Districts work closely with a number of key partners, including:
- The USDA Natural Resources Conservation Service (NRCS), which often has field offices co-located with districts.
- BWSR, which provides administrative, financial and technical assistance to SWCDs. Local SWCDs implement a broad range of local, state and federal conservation programs, including the Reinvest in Minnesota (RIM) Reserve conservation easement program, the State Conservation Cost-Share Program, and the Feedlot Water Quality Management Cost-Share Program.
- The University of Minnesota Extension Service has extension educators throughout the state who often work with SWCDs on educational and technical issues.
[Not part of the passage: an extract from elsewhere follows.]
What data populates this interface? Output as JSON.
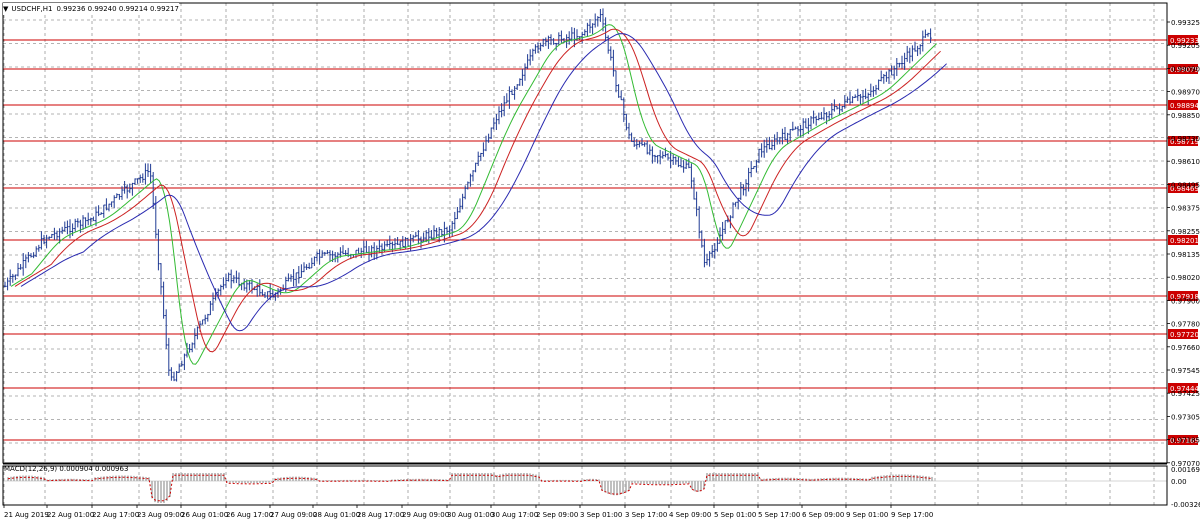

Legislation authorizing the formation of SWCDs was approved in response to the Dust Bowl of the 1930s. Burns-Homer-Pleasant Soil and Water Conservation District, later consolidated into Winona SWCD, became Minnesota's first SWCD in 1938. The last to form, the Ramsey Conservation District, was established in 1973. SWCDs are established through a petition to the state conservation authority, currently the Minnesota Board of Water and Soil Resources. Today, districts work with landowners in rural and urban settings to carry out a program for the conservation, use, and development of soil, water, and related resources. SWCDs fill the crucial niche of providing soil and water conservation services to owners of private lands. Privately owned lands make up 78 percent of the land surface in Minnesota. Managed wisely, these working lands - farms, forests and urban areas - can contribute to the state's environmental goals of cleaner air and water, protection of fish and wildlife habitat and preservation of open spaces. State funds for SWCDs are administered through the Board of Water and Soil Resources. SWCDs must report annually to BWSR about the state funds they receive. SWCDs also receive funding from a variety of other sources, including revenue from fees and county funding.